Ci sono anche l’amministratore delegato e il direttore dell’area tecnica di Grafica Veneta – l’azienda di Trebaseleghe leader nella stampa di libri, scolastica e best seller, da Harry Potter alle memorie di Obama – Giorgio Bertan, 43 anni, e Giampaolo Pinton, 60, tra le 11 persone arrestate due giorni fa dai carabinieri di Cittadella (PD) nell’operazione che – chiamata Pakarta secondo quanto riferisce la stampa locale – ha sgominato un’organizzazione di pakistani che sfruttava lavoratori connazionali. Secondo gli inquirenti, come riporta l’Ansa, anche parte della dirigenza di Grafica Veneta era a conoscenza dello sfruttamento dei lavoratori stranieri, sia per quanto riguarda gli incessanti turni di lavoro, che per la sorveglianza a vista a cui erano sottoposti. Erano, inoltre, consapevoli delle degradanti condizioni di lavoro, della mancata fornitura dei Dpi (scarpe antinfortunistiche, dispositivi di protezione dal rumore). Tale situazione ha comportato un tentativo di elusione dei controlli, edulcorando o eliminando dai server informatici gran parte dell’archivio gestionale che registra gli ingressi e le uscite dei lavoratori.

Sulla base delle risultanze investigative, la magistratura padovana ha emesso un’ordinanza di custodia cautelare in carcere a carico di 9 pakistani per lesioni, rapina, sequestro di persona, estorsione e sfruttamento del lavoro, e un’ordinanza agli arresti domiciliari per i due dirigenti, per sfruttamento del lavoro. L’indagine era partita il 25 maggio 2020, dopo che erano stati trovati un pakistano con le mani legate dietro la schiena e altri suoi connazionali picchiati violentemente. Altri cinque si erano presentati all’ospedale di Padova, riferendo una analoga situazione. Le vittime, in quel periodo erano tutte dipendenti di B.M. Services di Lavis (TN), attiva nel campo del confezionamento e finissaggio di prodotti per l’editoria, di proprietà di padre e figlio, pakistani con cittadinanza italiana. L’Arma ha accertato che i due titolari assumevano connazionali per brevi periodi, stipulando regolari contratti di lavoro (part-time e full-time). In realtà, però, gli operai lavoravano anche fino a 12 ore al giorno, senza alcuna pausa, senza ferie, né altra tutela. E versavano gran parte dello stipendio ai due titolari o a loro “fedelissimi”. I lavoratori erano anche costretti a pagarsi l’affitto per un posto letto nelle case messe a disposizione dall’organizzazione, dove vivevano anche in più di 20 in un singolo appartamento. Le vittime, nel tempo, avevano capito di essere sfruttate e si erano rivolte a un sindacato di categoria, ma sono state scoperte e fatte oggetto di un’azione punitiva: al ritorno nelle loro abitazioni, gli operai hanno trovato ad attenderli squadre di picchiatori che li hanno aggrediti, e dopo averli legati mani e piedi, percossi per derubarli dei soldi, dei documenti e di ogni altro avere, compresi i telefoni cellulari per impedire loro di chiedere aiuto. Infine sono stati costretti a salire a bordo di tre veicoli, per poi essere abbandonati lungo la strada.

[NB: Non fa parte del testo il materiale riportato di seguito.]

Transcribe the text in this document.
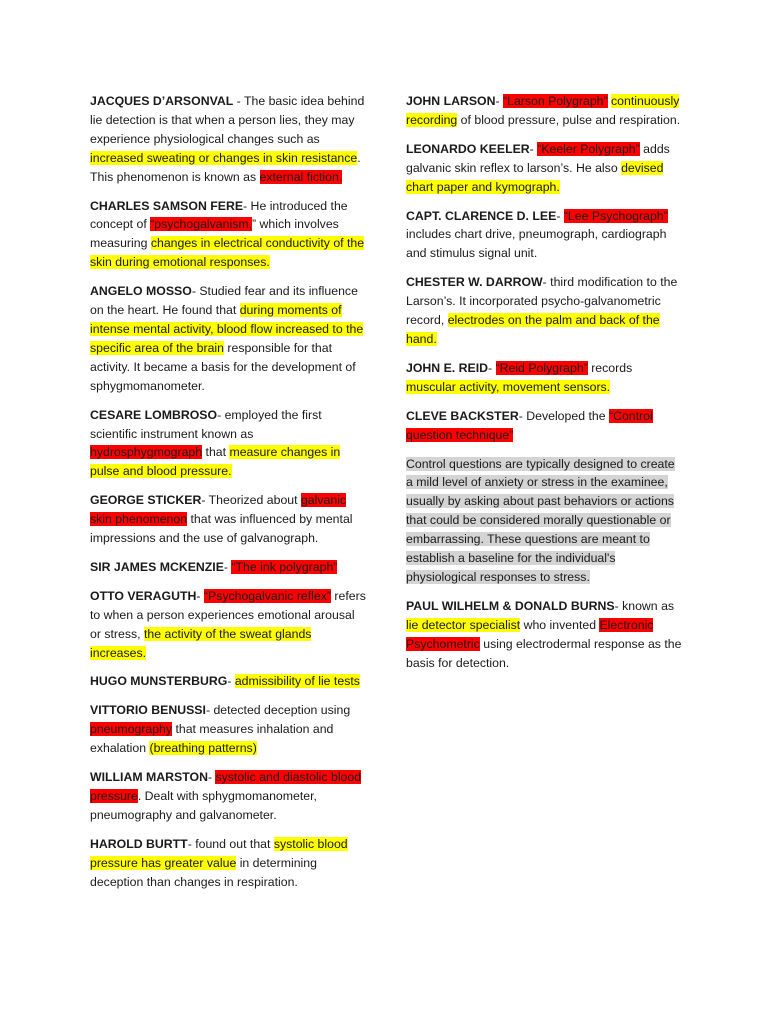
JACQUES D’ARSONVAL - The basic idea behind lie detection is that when a person lies, they may experience physiological changes such as increased sweating or changes in skin resistance. This phenomenon is known as external fiction.

CHARLES SAMSON FERE- He introduced the concept of “psychogalvanism,” which involves measuring changes in electrical conductivity of the skin during emotional responses.

ANGELO MOSSO- Studied fear and its influence on the heart. He found that during moments of intense mental activity, blood flow increased to the specific area of the brain responsible for that activity. It became a basis for the development of sphygmomanometer.

CESARE LOMBROSO- employed the first scientific instrument known as hydrosphygmograph that measure changes in pulse and blood pressure.

GEORGE STICKER- Theorized about galvanic skin phenomenon that was influenced by mental impressions and the use of galvanograph.

SIR JAMES MCKENZIE- “The ink polygraph”

OTTO VERAGUTH- “Psychogalvanic reflex” refers to when a person experiences emotional arousal or stress, the activity of the sweat glands increases.

HUGO MUNSTERBURG- admissibility of lie tests

VITTORIO BENUSSI- detected deception using pneumography that measures inhalation and exhalation (breathing patterns)

WILLIAM MARSTON- systolic and diastolic blood pressure. Dealt with sphygmomanometer, pneumography and galvanometer.

HAROLD BURTT- found out that systolic blood pressure has greater value in determining deception than changes in respiration.

JOHN LARSON- “Larson Polygraph” continuously recording of blood pressure, pulse and respiration.

LEONARDO KEELER- “Keeler Polygraph” adds galvanic skin reflex to larson’s. He also devised chart paper and kymograph.

CAPT. CLARENCE D. LEE- “Lee Psychograph” includes chart drive, pneumograph, cardiograph and stimulus signal unit.

CHESTER W. DARROW- third modification to the Larson’s. It incorporated psycho-galvanometric record, electrodes on the palm and back of the hand.

JOHN E. REID- “Reid Polygraph” records muscular activity, movement sensors.

CLEVE BACKSTER- Developed the “Control question technique”

Control questions are typically designed to create a mild level of anxiety or stress in the examinee, usually by asking about past behaviors or actions that could be considered morally questionable or embarrassing. These questions are meant to establish a baseline for the individual's physiological responses to stress.

PAUL WILHELM & DONALD BURNS- known as lie detector specialist who invented Electronic Psychometric using electrodermal response as the basis for detection.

In merito alla notizia degli arresti, in una nota il presidente di Grafica Veneta Fabio Franceschi fa sapere di avere “preso atto con rammarico e sorpresa” sul coinvolgimento dell’azienda nel blitz anticaporalato condotto dai carabinieri, che ha portato agli arresti domiciliari per due suoi manager. Franceschi esprime “la solidarietà ai collaboratori citati in questa vicenda” e ne sottolinea “la piena stima e il completo supporto”. Nella nota Franceschi precisa che “la società che gestiva l’appalto è interessata di altri analoghi appalti non solo in Veneto, ma anche in altre Regioni del Nord Italia; infatti le prestazioni di BM in favore di Grafica Veneta rappresentano una modestissima parte del totale dell’attività svolta proprio nel settore grafico, da questa società”. Grafica Veneta, sottolinea quindi il presidente “era del tutto all’oscuro di quanto sembrerebbe emergere dall’inchiesta, e del resto l’oggetto della contestazione ai suoi funzionari riguarderebbe solo ed esclusivamente un asserito ostacolo all’indagine, impedimento che non è mai stato posto dalla società, che intende invece collaborare con le forze dell’ordine e con la Magistratura per il ripristino della legalità in primis e quindi della verità”.